Paradojicamente, un mes antes del atentado, Stalin firmó un acuerdo de colaboración con Hitler, corporizado en el pacto Ribbentrop – Molotov, mediante el cual Alemania y la URSS anexaban y se repartían Polonia, mientras Stalin desarmaba a los soldados judeo polacos para detenerlos en campos de prisioneros (Mark Dworzecki, Historia de la resistencia antinazi judía. Biblioteca Popular Judía del Congreso Judío Mundial). Fueron estos elementos los que terminaron de convencer a los nazis en 1942 para avanzar decididamente hacia “la solución final de la cuestión judía”, con la perspectiva de eliminar a los 11 millones de judíos que vivían en Europa.

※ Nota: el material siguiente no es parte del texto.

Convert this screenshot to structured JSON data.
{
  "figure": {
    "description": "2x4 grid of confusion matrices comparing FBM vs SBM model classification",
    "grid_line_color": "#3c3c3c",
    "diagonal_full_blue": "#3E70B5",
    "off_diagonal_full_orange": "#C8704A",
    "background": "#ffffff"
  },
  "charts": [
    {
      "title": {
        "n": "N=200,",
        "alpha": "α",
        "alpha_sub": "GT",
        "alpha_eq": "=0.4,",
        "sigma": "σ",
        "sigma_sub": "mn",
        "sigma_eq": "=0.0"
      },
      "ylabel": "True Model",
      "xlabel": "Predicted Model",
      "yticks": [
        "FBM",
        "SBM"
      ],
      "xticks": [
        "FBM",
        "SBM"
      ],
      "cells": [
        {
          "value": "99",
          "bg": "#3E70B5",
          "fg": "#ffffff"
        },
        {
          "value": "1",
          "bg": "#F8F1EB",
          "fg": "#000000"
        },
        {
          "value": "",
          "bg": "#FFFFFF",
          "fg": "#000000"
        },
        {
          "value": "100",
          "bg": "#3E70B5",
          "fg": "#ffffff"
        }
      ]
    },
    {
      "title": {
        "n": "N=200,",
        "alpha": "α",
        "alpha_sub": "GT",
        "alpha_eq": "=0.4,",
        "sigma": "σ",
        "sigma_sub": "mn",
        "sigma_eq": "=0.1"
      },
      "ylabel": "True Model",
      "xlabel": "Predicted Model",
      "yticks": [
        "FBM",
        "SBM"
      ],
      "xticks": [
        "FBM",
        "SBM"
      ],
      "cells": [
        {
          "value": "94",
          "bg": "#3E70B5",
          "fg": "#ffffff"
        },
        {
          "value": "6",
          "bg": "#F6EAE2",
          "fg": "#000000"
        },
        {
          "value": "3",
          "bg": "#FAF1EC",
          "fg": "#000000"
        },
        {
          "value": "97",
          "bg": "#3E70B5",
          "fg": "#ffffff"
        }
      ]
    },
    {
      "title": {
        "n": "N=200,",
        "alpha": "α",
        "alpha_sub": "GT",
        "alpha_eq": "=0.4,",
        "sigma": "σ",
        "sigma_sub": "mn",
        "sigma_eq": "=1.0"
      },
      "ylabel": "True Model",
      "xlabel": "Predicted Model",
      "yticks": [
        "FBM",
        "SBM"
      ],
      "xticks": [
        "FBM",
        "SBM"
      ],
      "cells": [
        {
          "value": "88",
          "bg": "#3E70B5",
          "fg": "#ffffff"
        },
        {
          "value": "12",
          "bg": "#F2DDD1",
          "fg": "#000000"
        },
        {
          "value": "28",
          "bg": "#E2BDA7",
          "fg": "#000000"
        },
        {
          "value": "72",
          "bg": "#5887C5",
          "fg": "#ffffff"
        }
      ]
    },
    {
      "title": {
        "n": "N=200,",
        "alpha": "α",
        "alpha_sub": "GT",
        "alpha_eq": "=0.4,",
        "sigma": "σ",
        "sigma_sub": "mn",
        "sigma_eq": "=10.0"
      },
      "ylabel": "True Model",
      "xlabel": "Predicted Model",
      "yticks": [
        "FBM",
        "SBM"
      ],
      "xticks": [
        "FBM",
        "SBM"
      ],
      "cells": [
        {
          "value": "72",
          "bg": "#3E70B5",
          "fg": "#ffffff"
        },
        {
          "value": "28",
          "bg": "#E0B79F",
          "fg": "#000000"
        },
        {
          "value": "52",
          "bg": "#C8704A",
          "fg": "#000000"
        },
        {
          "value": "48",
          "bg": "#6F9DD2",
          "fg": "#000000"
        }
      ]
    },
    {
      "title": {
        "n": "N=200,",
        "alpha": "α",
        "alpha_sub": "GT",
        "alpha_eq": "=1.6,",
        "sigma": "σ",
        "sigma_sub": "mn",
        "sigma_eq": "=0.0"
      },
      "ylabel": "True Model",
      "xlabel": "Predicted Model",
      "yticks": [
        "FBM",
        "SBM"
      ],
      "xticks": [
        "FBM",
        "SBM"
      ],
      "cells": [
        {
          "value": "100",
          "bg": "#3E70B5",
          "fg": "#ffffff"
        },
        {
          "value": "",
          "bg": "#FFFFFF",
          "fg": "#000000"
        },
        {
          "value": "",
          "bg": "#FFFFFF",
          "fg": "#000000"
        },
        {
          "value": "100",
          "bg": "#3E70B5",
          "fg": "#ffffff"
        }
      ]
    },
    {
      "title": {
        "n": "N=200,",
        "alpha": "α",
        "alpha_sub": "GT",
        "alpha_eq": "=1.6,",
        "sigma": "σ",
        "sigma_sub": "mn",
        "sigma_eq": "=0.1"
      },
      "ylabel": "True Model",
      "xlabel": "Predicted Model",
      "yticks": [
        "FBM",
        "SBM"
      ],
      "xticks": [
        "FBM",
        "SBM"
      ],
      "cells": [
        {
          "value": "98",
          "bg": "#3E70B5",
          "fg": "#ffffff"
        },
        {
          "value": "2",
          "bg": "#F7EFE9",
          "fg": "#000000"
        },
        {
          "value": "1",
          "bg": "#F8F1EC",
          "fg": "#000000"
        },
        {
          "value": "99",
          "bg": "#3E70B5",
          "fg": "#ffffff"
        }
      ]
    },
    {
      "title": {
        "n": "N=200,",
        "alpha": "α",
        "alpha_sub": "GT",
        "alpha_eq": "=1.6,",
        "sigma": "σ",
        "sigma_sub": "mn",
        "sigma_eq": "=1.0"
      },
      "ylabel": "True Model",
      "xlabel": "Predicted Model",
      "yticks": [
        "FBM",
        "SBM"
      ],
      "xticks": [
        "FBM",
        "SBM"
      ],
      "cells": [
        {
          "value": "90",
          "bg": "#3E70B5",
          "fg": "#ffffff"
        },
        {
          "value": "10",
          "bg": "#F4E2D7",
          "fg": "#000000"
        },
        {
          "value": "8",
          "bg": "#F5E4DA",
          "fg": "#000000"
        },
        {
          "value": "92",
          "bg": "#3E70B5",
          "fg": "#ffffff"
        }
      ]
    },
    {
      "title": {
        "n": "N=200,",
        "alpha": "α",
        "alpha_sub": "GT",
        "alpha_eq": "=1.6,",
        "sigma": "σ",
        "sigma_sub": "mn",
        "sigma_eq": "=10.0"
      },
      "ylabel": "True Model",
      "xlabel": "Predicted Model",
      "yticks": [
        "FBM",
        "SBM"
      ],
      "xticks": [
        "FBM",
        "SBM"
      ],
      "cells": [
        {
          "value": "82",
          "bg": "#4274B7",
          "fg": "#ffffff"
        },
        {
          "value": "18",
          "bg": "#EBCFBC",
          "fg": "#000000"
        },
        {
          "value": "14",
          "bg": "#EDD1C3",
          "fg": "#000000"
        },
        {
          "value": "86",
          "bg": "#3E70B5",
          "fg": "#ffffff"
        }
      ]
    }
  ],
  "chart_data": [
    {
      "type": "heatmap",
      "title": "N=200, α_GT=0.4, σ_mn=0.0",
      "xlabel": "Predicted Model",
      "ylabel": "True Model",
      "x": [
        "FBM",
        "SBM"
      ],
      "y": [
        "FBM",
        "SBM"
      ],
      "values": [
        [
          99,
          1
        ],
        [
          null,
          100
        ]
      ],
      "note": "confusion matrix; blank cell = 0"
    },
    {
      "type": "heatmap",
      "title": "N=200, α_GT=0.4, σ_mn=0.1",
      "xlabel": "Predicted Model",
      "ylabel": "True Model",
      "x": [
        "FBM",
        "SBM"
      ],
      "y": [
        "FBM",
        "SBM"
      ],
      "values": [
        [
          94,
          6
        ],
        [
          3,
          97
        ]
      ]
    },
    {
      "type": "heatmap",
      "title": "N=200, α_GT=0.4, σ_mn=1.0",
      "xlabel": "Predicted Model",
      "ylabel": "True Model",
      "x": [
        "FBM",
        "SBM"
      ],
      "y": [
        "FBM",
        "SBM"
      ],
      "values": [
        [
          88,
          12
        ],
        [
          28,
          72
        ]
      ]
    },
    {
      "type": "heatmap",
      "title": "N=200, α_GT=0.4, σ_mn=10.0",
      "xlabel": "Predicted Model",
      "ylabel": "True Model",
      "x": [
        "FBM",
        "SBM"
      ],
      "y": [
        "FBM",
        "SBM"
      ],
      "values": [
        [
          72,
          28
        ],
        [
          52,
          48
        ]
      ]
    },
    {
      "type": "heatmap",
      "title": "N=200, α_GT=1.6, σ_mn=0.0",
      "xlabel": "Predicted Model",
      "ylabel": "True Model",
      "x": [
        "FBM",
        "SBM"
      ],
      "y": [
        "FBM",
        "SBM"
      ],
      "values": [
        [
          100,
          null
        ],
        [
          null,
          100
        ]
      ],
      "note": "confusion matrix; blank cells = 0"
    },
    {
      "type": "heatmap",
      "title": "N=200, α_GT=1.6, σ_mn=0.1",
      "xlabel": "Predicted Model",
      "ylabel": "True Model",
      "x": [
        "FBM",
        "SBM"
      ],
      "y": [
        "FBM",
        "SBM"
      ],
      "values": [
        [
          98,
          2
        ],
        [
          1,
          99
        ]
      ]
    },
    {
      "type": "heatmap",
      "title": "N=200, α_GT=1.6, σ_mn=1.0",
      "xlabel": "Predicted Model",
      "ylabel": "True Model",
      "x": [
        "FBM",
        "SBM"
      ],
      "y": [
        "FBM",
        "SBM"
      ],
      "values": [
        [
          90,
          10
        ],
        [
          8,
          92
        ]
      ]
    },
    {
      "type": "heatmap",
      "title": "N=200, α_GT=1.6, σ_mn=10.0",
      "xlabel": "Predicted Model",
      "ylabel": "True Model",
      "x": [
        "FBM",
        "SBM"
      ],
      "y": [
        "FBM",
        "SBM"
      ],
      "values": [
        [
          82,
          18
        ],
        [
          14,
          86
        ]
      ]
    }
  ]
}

La ironía de la historia es que las mismas potencias “democráticas” que libraron el destino de los judíos a la arbitrariedad de la bestia nazi, fueron las que se valieron de los padecimientos inauditos de ese pueblo oprimido para transformar al Estado de Israel en un Estado opresor guerrerista, un Estado racista y colonialista apoyado sobre la expropiación y la limpieza étnica del pueblo palestino.
Un Estado financiado por el imperialismo basado en un ejército de ocupación permanente para mantener una guerra perpetua con los pueblos árabes del Medio Oriente. Por eso la memoria de Auschwitz vive en todos los pueblos oprimidos, y particularmente en la resistencia del pueblo palestino y su legítimo derecho a la autodeterminación nacional.